A 17% increase in people presenting at urgent care and walk in centres across England has renewed concerns that NHS 111 is driving a rise in people attending out-of-hours care.

Data released at the end of last week reveals that urgent care and walk in centres across the country saw an increase in attendances of almost a fifth over 2011, in comparison to the first year of the NHS 111 helpline (August 2009-10).

The service is replacing NHS Direct and other out-of-hours services in many parts of the country, and has already received more than a million calls.

The nine sites that are live with NHS 111 reported an average increase of 9% in urgent care centre attendances over the same time frame.

The NHS 111 minimum data set to April 2012 reveals that about half of callers to the helpline are told to attend primary or community care, but no overall change in attendance patterns to these services is noted.

The service also allows callers to send an ambulance directly to a patient or book an appointment in a GP practice. About 11% of calls result in an ambulance being dispatched – ranging from 9% in Luton to 15% in Hillingdon.

Six per cent of callers are recommended to attend A&E and there has been a 2% increase in A&E attendances across all the sites, ranging from a 3% drop in attendances in County Durham and Darlington to a 6% rise in Lincolnshire.

The government has set a deadline for local commissioners to have the service rolled out across England by April 2013.

However, both NHS Direct and the British Medical Association have called on the government to adopt a “flexible deadline” for the roll-out amid concerns that is increasing the burden on ambulance services, A&E departments and GPs.

A spokesperson for the BMA said: "We know there has been a general rise in workload throughout the NHS, which was reflected at our GP conference last month, where there was a lot of concern about this.

“More widely, people are being encouraged to see a doctor far earlier in their illness than before and increasing amounts of guidance and advice now ends in ‘…if you have any concerns see your doctor.’

“If patients are worried about a potential illness, then their GP is always there to support them, but to ease the pressure on the service there does need to be a greater emphasis on supporting self care.
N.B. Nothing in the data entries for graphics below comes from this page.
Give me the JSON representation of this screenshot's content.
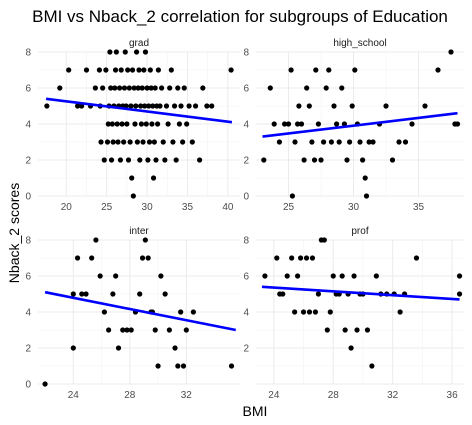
{
  "chart_data": {
    "type": "scatter",
    "title": "BMI vs Nback_2 correlation for subgroups of Education",
    "xlabel": "BMI",
    "ylabel": "Nback_2 scores",
    "grid": true,
    "point_color": "#000000",
    "line_color": "#0000ff",
    "panels": [
      {
        "name": "grad",
        "xlim": [
          16.5,
          41.5
        ],
        "ylim": [
          0,
          8
        ],
        "xticks": [
          20,
          25,
          30,
          35,
          40
        ],
        "yticks": [
          0,
          2,
          4,
          6,
          8
        ],
        "fit": {
          "x": [
            17.5,
            40.5
          ],
          "y": [
            5.4,
            4.1
          ]
        },
        "points": [
          [
            17.6,
            5
          ],
          [
            19.2,
            6
          ],
          [
            20.3,
            7
          ],
          [
            21.4,
            5
          ],
          [
            21.9,
            5
          ],
          [
            22.5,
            7
          ],
          [
            23,
            5
          ],
          [
            23.6,
            6
          ],
          [
            24.1,
            7
          ],
          [
            24.2,
            5
          ],
          [
            24.3,
            3
          ],
          [
            24.5,
            6
          ],
          [
            24.7,
            2
          ],
          [
            24.9,
            7
          ],
          [
            25.1,
            3
          ],
          [
            25.2,
            4
          ],
          [
            25.3,
            5
          ],
          [
            25.4,
            8
          ],
          [
            25.5,
            6
          ],
          [
            25.6,
            2
          ],
          [
            25.7,
            4
          ],
          [
            25.8,
            3
          ],
          [
            25.9,
            5
          ],
          [
            26,
            6
          ],
          [
            26.1,
            7
          ],
          [
            26.2,
            8
          ],
          [
            26.3,
            4
          ],
          [
            26.4,
            3
          ],
          [
            26.5,
            5
          ],
          [
            26.6,
            6
          ],
          [
            26.7,
            2
          ],
          [
            26.8,
            7
          ],
          [
            26.9,
            4
          ],
          [
            27,
            5
          ],
          [
            27.1,
            3
          ],
          [
            27.2,
            6
          ],
          [
            27.3,
            8
          ],
          [
            27.4,
            5
          ],
          [
            27.5,
            4
          ],
          [
            27.6,
            7
          ],
          [
            27.7,
            2
          ],
          [
            27.8,
            6
          ],
          [
            27.9,
            3
          ],
          [
            28,
            5
          ],
          [
            28.1,
            1
          ],
          [
            28.2,
            7
          ],
          [
            28.3,
            0
          ],
          [
            28.4,
            6
          ],
          [
            28.5,
            4
          ],
          [
            28.6,
            5
          ],
          [
            28.7,
            8
          ],
          [
            28.8,
            3
          ],
          [
            28.9,
            6
          ],
          [
            29,
            7
          ],
          [
            29.1,
            2
          ],
          [
            29.2,
            5
          ],
          [
            29.3,
            4
          ],
          [
            29.4,
            6
          ],
          [
            29.5,
            3
          ],
          [
            29.6,
            7
          ],
          [
            29.7,
            5
          ],
          [
            29.8,
            8
          ],
          [
            29.9,
            4
          ],
          [
            30,
            6
          ],
          [
            30.1,
            2
          ],
          [
            30.2,
            5
          ],
          [
            30.3,
            3
          ],
          [
            30.4,
            7
          ],
          [
            30.5,
            6
          ],
          [
            30.6,
            4
          ],
          [
            30.7,
            5
          ],
          [
            30.8,
            1
          ],
          [
            30.9,
            3
          ],
          [
            31,
            6
          ],
          [
            31.1,
            2
          ],
          [
            31.2,
            5
          ],
          [
            31.3,
            4
          ],
          [
            31.4,
            7
          ],
          [
            31.6,
            5
          ],
          [
            31.8,
            6
          ],
          [
            32,
            3
          ],
          [
            32.2,
            2
          ],
          [
            32.4,
            5
          ],
          [
            32.6,
            4
          ],
          [
            32.8,
            6
          ],
          [
            33,
            7
          ],
          [
            33.2,
            3
          ],
          [
            33.4,
            5
          ],
          [
            33.6,
            2
          ],
          [
            33.8,
            6
          ],
          [
            34,
            4
          ],
          [
            34.2,
            5
          ],
          [
            34.4,
            3
          ],
          [
            34.6,
            6
          ],
          [
            34.9,
            4
          ],
          [
            35.2,
            5
          ],
          [
            35.6,
            3
          ],
          [
            36,
            5
          ],
          [
            36.5,
            2
          ],
          [
            36.9,
            6
          ],
          [
            37.4,
            5
          ],
          [
            38,
            5
          ],
          [
            40.4,
            7
          ]
        ]
      },
      {
        "name": "high_school",
        "xlim": [
          22.5,
          38.5
        ],
        "ylim": [
          0,
          8
        ],
        "xticks": [
          25,
          30,
          35
        ],
        "yticks": [
          0,
          2,
          4,
          6,
          8
        ],
        "fit": {
          "x": [
            23,
            38
          ],
          "y": [
            3.3,
            4.6
          ]
        },
        "points": [
          [
            23.1,
            2
          ],
          [
            23.6,
            6
          ],
          [
            23.9,
            4
          ],
          [
            24.3,
            3
          ],
          [
            24.7,
            4
          ],
          [
            25,
            4
          ],
          [
            25.2,
            7
          ],
          [
            25.3,
            0
          ],
          [
            25.5,
            3
          ],
          [
            25.7,
            4
          ],
          [
            25.8,
            5
          ],
          [
            26,
            4
          ],
          [
            26.2,
            2
          ],
          [
            26.4,
            6
          ],
          [
            26.6,
            5
          ],
          [
            26.8,
            3
          ],
          [
            27,
            2
          ],
          [
            27.1,
            7
          ],
          [
            27.3,
            4
          ],
          [
            27.5,
            2
          ],
          [
            27.7,
            3
          ],
          [
            27.9,
            6
          ],
          [
            28.1,
            7
          ],
          [
            28.3,
            3
          ],
          [
            28.5,
            5
          ],
          [
            28.7,
            4
          ],
          [
            28.9,
            3
          ],
          [
            29.1,
            6
          ],
          [
            29.3,
            4
          ],
          [
            29.5,
            2
          ],
          [
            29.7,
            3
          ],
          [
            29.9,
            5
          ],
          [
            30.1,
            7
          ],
          [
            30.3,
            4
          ],
          [
            30.5,
            3
          ],
          [
            30.7,
            2
          ],
          [
            30.9,
            1
          ],
          [
            31,
            0
          ],
          [
            31.2,
            3
          ],
          [
            31.5,
            3
          ],
          [
            32,
            4
          ],
          [
            32.5,
            5
          ],
          [
            33,
            2
          ],
          [
            33.5,
            3
          ],
          [
            34,
            3
          ],
          [
            34.5,
            4
          ],
          [
            35.5,
            5
          ],
          [
            36.5,
            7
          ],
          [
            37.5,
            8
          ],
          [
            37.8,
            4
          ],
          [
            38,
            4
          ]
        ]
      },
      {
        "name": "inter",
        "xlim": [
          21.5,
          35.8
        ],
        "ylim": [
          0,
          8
        ],
        "xticks": [
          24,
          28,
          32
        ],
        "yticks": [
          0,
          2,
          4,
          6,
          8
        ],
        "fit": {
          "x": [
            22,
            35.5
          ],
          "y": [
            5.1,
            3.0
          ]
        },
        "points": [
          [
            22,
            0
          ],
          [
            24,
            2
          ],
          [
            24,
            5
          ],
          [
            24.3,
            7
          ],
          [
            24.6,
            5
          ],
          [
            24.9,
            5
          ],
          [
            25.3,
            7
          ],
          [
            25.6,
            8
          ],
          [
            25.9,
            6
          ],
          [
            26.2,
            4
          ],
          [
            26.5,
            3
          ],
          [
            26.8,
            5
          ],
          [
            27,
            6
          ],
          [
            27.2,
            2
          ],
          [
            27.5,
            3
          ],
          [
            27.8,
            3
          ],
          [
            28.1,
            3
          ],
          [
            28.4,
            4
          ],
          [
            28.7,
            5
          ],
          [
            28.9,
            7
          ],
          [
            29.1,
            8
          ],
          [
            29.3,
            7
          ],
          [
            29.5,
            4
          ],
          [
            29.6,
            4
          ],
          [
            29.8,
            3
          ],
          [
            30,
            1
          ],
          [
            30.2,
            6
          ],
          [
            30.5,
            5
          ],
          [
            30.8,
            3
          ],
          [
            31.2,
            2
          ],
          [
            31.4,
            1
          ],
          [
            31.6,
            4
          ],
          [
            31.8,
            1
          ],
          [
            32,
            3
          ],
          [
            32.5,
            4
          ],
          [
            35.2,
            1
          ]
        ]
      },
      {
        "name": "prof",
        "xlim": [
          22.8,
          36.8
        ],
        "ylim": [
          0,
          8
        ],
        "xticks": [
          24,
          28,
          32,
          36
        ],
        "yticks": [
          2,
          4,
          6,
          8
        ],
        "fit": {
          "x": [
            23.2,
            36.5
          ],
          "y": [
            5.4,
            4.7
          ]
        },
        "points": [
          [
            23.4,
            6
          ],
          [
            24.2,
            7
          ],
          [
            24.4,
            5
          ],
          [
            24.6,
            5
          ],
          [
            24.9,
            6
          ],
          [
            25.2,
            7
          ],
          [
            25.4,
            4
          ],
          [
            25.6,
            6
          ],
          [
            25.8,
            7
          ],
          [
            26,
            4
          ],
          [
            26.2,
            7
          ],
          [
            26.4,
            4
          ],
          [
            26.6,
            7
          ],
          [
            26.8,
            4
          ],
          [
            27,
            5
          ],
          [
            27.2,
            8
          ],
          [
            27.4,
            8
          ],
          [
            27.6,
            3
          ],
          [
            27.8,
            4
          ],
          [
            28,
            6
          ],
          [
            28.2,
            5
          ],
          [
            28.4,
            5
          ],
          [
            28.6,
            6
          ],
          [
            28.8,
            3
          ],
          [
            29,
            5
          ],
          [
            29.2,
            2
          ],
          [
            29.4,
            6
          ],
          [
            29.6,
            3
          ],
          [
            29.8,
            5
          ],
          [
            30,
            5
          ],
          [
            30.3,
            3
          ],
          [
            30.6,
            1
          ],
          [
            30.9,
            6
          ],
          [
            31.2,
            5
          ],
          [
            31.6,
            5
          ],
          [
            32.1,
            5
          ],
          [
            32.5,
            4
          ],
          [
            32.8,
            5
          ],
          [
            33.6,
            7
          ],
          [
            36.5,
            6
          ],
          [
            36.5,
            5
          ]
        ]
      }
    ]
  }
}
Initiatives like NHS 111 won’t help with this."

A DH spokesperson said the department was pleased to see more people being treated away from hospital and in walk and urgent care centres.
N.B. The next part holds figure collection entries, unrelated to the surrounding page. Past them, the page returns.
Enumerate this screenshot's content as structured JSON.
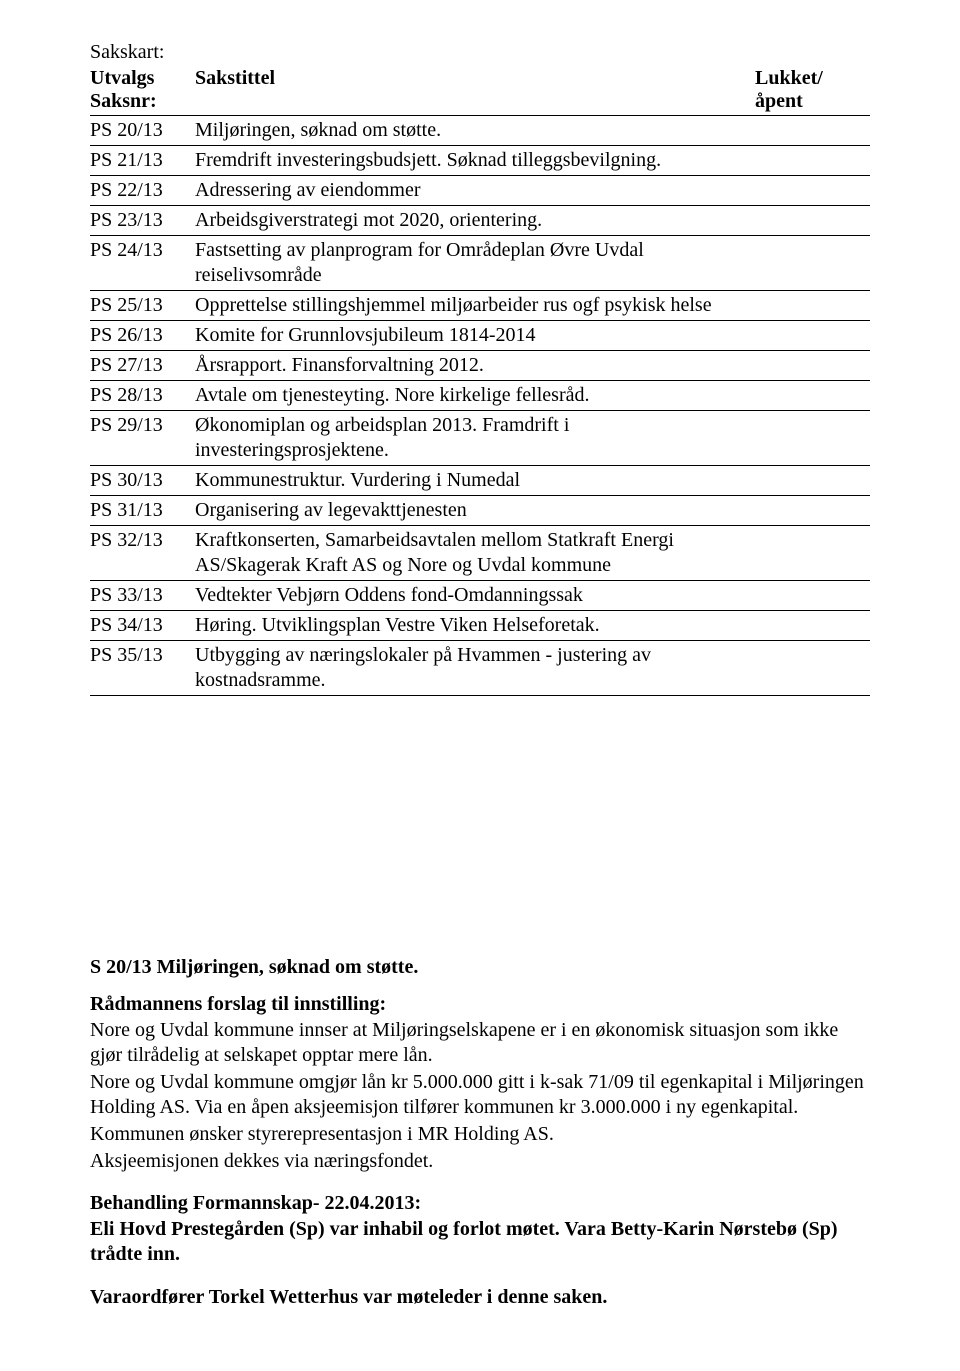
{
  "header": {
    "sakskart_label": "Sakskart:",
    "col_num_line1": "Utvalgs",
    "col_num_line2": "Saksnr:",
    "col_title": "Sakstittel",
    "col_lock": "Lukket/åpent"
  },
  "rows": [
    {
      "num": "PS 20/13",
      "title": "Miljøringen, søknad om støtte."
    },
    {
      "num": "PS 21/13",
      "title": "Fremdrift investeringsbudsjett. Søknad tilleggsbevilgning."
    },
    {
      "num": "PS 22/13",
      "title": "Adressering av eiendommer"
    },
    {
      "num": "PS 23/13",
      "title": "Arbeidsgiverstrategi mot 2020, orientering."
    },
    {
      "num": "PS 24/13",
      "title": "Fastsetting av planprogram for Områdeplan Øvre Uvdal reiselivsområde"
    },
    {
      "num": "PS 25/13",
      "title": "Opprettelse stillingshjemmel miljøarbeider rus ogf psykisk helse"
    },
    {
      "num": "PS 26/13",
      "title": "Komite for Grunnlovsjubileum 1814-2014"
    },
    {
      "num": "PS 27/13",
      "title": "Årsrapport. Finansforvaltning 2012."
    },
    {
      "num": "PS 28/13",
      "title": "Avtale om tjenesteyting. Nore kirkelige fellesråd."
    },
    {
      "num": "PS 29/13",
      "title": "Økonomiplan og arbeidsplan 2013. Framdrift i investeringsprosjektene."
    },
    {
      "num": "PS 30/13",
      "title": "Kommunestruktur. Vurdering i Numedal"
    },
    {
      "num": "PS 31/13",
      "title": "Organisering av legevakttjenesten"
    },
    {
      "num": "PS 32/13",
      "title": "Kraftkonserten, Samarbeidsavtalen mellom Statkraft Energi AS/Skagerak Kraft AS og Nore og Uvdal kommune"
    },
    {
      "num": "PS 33/13",
      "title": "Vedtekter Vebjørn Oddens fond-Omdanningssak"
    },
    {
      "num": "PS 34/13",
      "title": "Høring. Utviklingsplan Vestre Viken Helseforetak."
    },
    {
      "num": "PS 35/13",
      "title": "Utbygging av næringslokaler på Hvammen - justering av kostnadsramme."
    }
  ],
  "case": {
    "heading": "S 20/13 Miljøringen, søknad om støtte.",
    "proposal_heading": "Rådmannens forslag til innstilling:",
    "p1": "Nore og Uvdal kommune innser at Miljøringselskapene er i en økonomisk situasjon som ikke gjør tilrådelig at selskapet opptar mere lån.",
    "p2": "Nore og Uvdal kommune omgjør lån kr 5.000.000 gitt i k-sak 71/09  til egenkapital i Miljøringen Holding AS. Via en åpen aksjeemisjon tilfører kommunen kr 3.000.000 i ny egenkapital.",
    "p3": "Kommunen ønsker styrerepresentasjon i MR Holding AS.",
    "p4": "Aksjeemisjonen dekkes via næringsfondet.",
    "behandling_heading": "Behandling   Formannskap- 22.04.2013:",
    "b1": "Eli Hovd Prestegården (Sp) var inhabil og forlot møtet. Vara Betty-Karin Nørstebø (Sp) trådte inn.",
    "b2": "Varaordfører Torkel Wetterhus var møteleder i denne saken."
  }
}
"Patients should have access to a high quality, 24/7, urgent care service, so that they get treatment in the best place at the best time," the spokesperson said.

"Historically these new services have been developed to help ease the pressure on areas like A&E."

Concerns about the roll-out of NHS 111 have led to a number of private companies pulling out of the bidding process, including Capita, which recently bought Clinical Solutions for £20m.

A Capita spokesperson said the NHS Direct helpline could be improved and run more efficiently. “However, the current tender process is not constructed in a manner that will result in cost effective services that can flex to the dynamic needs of the public,” the spokesperson said.

“In particular, it does not currently allow any online interaction. Therefore, Capita currently is not proposing to become a prime NHS 111 service provider.”

Clinical Solutions has developed an accredited clinical content option for NHS 111 called Teleguide 111 and has a management system called IntefleCS 111 .

When asked whether Capita’s position on the service would impact on the provision of Clinical Solution’s system, the spokesperson said: “Capita’s ability to deliver flexible, high quality assessments that ensure patients are offered the right advice and directed to the most appropriate care with maximum efficiency through TeleGuide 111 is a compelling proposition for NHS 111 service providers.”